Consistency and structure are powerful stabilisers. Establishing regular meeting times, predictable communication channels, and clear escalation routes helps everyone feel more secure.

It reduces crisis-driven interactions and allows the team to plan rather than react.

For me, stability is not about rigidity; it is about reliability.

It is about doing what you say you will do, when you say you will do it, and being transparent when plans need to change, or don’t go to plan.

Humility and Honesty in Practice

Humility has become one of the most important tools in my practice, apologising when things do not go as expected, explaining decisions openly, and changing course without defensiveness.

This involves absorbing tension or taking responsibility for something simply to protect the therapeutic relationships around the client.

What matters is that every decision is grounded in the client’s best interests, not in avoiding conflict or appeasing egos – including my own.

A sense of humour, used thoughtfully, can help lighten the emotional load and remind everyone that moments of connection still exist, even in the most difficult circumstances.

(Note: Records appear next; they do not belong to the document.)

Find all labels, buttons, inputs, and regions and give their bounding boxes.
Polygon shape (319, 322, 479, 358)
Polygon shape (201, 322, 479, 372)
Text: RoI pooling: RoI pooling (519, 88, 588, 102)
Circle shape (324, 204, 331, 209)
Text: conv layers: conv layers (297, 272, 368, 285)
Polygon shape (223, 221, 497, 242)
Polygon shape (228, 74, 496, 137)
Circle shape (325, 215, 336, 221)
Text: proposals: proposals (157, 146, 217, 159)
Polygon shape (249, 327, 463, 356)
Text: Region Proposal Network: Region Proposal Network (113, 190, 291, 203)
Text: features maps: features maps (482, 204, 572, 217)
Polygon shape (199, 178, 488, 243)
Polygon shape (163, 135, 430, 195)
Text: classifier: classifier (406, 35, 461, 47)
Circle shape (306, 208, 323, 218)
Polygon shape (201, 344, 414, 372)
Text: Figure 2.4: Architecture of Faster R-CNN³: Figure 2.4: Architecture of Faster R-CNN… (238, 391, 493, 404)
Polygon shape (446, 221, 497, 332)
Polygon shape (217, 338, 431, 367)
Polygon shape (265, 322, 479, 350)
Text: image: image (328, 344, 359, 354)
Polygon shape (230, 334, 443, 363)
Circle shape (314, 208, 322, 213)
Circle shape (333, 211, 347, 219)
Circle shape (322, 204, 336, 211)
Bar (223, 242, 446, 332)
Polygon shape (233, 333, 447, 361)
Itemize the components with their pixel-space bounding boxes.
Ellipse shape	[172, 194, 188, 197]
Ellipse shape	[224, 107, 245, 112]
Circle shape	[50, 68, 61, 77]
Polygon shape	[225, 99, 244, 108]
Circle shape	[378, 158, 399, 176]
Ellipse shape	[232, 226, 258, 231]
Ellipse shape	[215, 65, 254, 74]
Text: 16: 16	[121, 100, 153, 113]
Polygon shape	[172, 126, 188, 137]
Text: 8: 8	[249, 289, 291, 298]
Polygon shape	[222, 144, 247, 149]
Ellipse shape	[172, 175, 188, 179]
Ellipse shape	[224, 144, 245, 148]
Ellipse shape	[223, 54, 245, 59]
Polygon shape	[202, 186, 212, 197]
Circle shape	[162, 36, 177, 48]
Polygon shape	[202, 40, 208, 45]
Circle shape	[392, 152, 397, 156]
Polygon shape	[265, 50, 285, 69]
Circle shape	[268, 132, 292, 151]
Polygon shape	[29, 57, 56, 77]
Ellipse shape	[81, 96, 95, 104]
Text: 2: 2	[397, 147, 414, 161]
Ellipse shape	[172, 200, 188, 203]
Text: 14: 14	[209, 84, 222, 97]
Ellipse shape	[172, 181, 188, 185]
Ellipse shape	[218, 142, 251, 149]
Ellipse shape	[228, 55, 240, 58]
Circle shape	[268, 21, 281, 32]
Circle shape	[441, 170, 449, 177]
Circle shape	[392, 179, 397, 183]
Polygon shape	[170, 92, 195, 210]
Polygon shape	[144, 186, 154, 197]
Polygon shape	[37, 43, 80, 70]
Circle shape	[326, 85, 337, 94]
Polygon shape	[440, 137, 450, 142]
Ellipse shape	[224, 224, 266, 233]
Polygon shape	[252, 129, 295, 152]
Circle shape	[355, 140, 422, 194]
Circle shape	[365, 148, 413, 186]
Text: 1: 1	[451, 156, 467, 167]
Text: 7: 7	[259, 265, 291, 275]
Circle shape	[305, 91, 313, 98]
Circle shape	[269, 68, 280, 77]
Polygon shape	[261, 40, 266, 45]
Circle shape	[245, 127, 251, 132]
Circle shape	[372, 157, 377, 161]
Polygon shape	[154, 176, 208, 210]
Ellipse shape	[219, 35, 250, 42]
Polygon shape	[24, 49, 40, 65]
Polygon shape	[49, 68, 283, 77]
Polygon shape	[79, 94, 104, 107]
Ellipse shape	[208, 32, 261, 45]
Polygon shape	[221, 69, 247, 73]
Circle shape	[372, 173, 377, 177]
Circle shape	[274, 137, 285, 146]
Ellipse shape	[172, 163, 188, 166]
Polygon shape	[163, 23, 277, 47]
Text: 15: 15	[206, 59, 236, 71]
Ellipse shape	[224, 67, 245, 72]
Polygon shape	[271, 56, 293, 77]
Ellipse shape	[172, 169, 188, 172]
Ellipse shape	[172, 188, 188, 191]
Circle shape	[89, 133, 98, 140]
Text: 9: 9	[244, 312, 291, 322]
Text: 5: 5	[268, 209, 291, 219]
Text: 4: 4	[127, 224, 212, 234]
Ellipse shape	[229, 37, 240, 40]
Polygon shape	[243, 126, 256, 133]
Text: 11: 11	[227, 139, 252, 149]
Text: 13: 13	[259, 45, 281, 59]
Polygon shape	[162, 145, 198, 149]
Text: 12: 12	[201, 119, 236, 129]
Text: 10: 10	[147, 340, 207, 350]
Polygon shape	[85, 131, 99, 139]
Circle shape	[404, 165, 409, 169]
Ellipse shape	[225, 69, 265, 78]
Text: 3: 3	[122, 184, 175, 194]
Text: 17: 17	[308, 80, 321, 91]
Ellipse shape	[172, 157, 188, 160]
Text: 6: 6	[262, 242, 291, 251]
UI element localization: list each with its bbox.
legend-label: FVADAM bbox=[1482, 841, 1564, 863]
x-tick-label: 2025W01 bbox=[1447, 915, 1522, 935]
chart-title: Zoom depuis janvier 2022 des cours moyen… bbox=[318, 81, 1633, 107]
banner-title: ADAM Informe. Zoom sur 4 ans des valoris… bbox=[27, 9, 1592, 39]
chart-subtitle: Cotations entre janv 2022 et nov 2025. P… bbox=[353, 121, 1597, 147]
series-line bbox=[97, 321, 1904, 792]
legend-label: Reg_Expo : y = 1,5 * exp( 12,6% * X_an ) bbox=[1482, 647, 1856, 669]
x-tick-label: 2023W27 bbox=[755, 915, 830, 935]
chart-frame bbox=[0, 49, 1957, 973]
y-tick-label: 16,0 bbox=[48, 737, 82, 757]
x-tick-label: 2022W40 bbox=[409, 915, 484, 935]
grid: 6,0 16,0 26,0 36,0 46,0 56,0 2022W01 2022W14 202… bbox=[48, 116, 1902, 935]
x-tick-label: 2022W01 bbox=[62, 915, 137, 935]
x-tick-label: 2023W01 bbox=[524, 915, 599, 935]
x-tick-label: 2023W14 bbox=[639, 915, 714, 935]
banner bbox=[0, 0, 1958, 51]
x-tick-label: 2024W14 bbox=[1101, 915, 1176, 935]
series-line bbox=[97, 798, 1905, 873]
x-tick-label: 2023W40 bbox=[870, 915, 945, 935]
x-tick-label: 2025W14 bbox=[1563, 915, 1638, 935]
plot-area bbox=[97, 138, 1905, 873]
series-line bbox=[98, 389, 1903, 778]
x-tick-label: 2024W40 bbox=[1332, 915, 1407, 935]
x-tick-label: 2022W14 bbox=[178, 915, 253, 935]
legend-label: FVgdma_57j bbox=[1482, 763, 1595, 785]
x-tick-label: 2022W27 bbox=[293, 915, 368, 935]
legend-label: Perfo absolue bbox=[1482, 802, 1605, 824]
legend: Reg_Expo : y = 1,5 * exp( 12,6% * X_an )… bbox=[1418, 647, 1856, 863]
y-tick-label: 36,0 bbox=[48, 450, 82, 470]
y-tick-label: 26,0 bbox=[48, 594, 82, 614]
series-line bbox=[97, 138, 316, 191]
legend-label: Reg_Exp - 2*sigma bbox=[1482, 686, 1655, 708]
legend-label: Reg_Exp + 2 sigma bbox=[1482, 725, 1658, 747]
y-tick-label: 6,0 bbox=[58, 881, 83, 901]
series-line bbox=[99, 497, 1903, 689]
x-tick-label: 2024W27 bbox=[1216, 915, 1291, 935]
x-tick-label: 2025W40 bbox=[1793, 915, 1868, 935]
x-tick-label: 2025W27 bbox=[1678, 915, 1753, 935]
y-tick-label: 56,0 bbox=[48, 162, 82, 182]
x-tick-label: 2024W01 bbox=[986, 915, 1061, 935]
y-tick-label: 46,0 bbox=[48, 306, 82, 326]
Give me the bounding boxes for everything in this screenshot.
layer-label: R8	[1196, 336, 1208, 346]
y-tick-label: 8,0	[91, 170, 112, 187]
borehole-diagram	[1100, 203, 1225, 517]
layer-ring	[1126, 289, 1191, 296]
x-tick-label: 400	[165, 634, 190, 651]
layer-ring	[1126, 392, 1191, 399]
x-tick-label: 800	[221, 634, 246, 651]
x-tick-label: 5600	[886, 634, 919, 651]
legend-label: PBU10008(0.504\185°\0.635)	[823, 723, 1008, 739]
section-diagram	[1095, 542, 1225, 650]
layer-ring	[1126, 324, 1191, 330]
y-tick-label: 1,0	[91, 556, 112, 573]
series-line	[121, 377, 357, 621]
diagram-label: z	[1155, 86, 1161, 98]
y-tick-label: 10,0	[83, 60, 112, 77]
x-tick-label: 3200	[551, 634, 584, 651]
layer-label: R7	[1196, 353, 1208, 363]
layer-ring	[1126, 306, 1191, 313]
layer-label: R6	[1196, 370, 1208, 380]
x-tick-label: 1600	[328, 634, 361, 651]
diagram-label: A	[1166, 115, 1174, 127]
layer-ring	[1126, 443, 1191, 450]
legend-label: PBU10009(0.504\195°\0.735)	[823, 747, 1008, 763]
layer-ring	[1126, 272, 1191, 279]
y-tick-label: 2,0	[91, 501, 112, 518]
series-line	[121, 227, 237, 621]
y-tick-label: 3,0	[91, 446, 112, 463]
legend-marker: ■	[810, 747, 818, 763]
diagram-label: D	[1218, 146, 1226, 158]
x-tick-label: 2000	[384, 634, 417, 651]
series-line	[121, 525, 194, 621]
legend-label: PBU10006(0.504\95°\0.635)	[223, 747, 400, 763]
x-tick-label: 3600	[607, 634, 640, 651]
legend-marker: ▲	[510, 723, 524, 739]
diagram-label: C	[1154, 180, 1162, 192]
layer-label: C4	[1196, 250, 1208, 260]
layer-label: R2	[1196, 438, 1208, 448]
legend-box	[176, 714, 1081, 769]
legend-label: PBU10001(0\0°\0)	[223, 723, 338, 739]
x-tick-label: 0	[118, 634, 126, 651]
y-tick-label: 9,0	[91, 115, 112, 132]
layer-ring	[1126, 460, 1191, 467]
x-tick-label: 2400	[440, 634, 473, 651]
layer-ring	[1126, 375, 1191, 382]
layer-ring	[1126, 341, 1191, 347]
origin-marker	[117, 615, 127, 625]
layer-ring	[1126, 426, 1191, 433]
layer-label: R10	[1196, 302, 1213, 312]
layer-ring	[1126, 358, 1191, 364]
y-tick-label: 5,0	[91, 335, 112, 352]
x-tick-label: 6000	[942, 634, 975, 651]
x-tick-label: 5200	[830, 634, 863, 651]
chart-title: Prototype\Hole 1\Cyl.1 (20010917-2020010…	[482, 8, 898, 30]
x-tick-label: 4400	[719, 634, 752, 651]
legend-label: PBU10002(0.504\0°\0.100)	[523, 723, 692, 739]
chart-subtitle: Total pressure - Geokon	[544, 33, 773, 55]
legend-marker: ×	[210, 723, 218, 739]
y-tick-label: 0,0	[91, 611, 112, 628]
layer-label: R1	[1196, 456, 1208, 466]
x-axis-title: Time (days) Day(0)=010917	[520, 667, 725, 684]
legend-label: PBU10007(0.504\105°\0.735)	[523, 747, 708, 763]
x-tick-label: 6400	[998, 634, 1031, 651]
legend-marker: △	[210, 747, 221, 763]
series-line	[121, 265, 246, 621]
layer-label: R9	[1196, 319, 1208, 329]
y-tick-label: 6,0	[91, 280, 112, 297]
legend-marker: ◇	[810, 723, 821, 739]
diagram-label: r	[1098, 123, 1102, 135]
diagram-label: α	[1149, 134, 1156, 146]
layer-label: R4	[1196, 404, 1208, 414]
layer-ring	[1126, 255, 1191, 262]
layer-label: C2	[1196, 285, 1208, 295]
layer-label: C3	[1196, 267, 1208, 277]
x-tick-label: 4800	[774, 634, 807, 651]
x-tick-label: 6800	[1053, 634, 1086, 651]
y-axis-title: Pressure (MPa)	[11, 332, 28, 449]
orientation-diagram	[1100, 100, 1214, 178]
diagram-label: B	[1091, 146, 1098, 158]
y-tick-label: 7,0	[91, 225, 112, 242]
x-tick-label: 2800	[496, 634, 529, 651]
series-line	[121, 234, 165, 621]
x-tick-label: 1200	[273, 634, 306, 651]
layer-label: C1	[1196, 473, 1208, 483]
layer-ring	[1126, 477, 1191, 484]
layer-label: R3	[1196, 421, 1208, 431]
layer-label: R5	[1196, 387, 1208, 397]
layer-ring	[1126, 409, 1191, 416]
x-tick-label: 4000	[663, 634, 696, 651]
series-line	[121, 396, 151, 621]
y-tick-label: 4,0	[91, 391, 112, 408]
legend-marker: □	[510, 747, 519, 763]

A Privileged Role in Times of Profound Change

Keeping everyone on the same page is not simply a logistical task; it is a relational one.

It is about holding the team steady, keeping the vision clear, and ensuring that every decision is anchored in the client’s best interests – and no-one else’s.

It is demanding work, but it is also deeply meaningful.

We are privileged to walk alongside individuals and families as they rebuild their lives in the wake of profound change and to share in the cherished successes.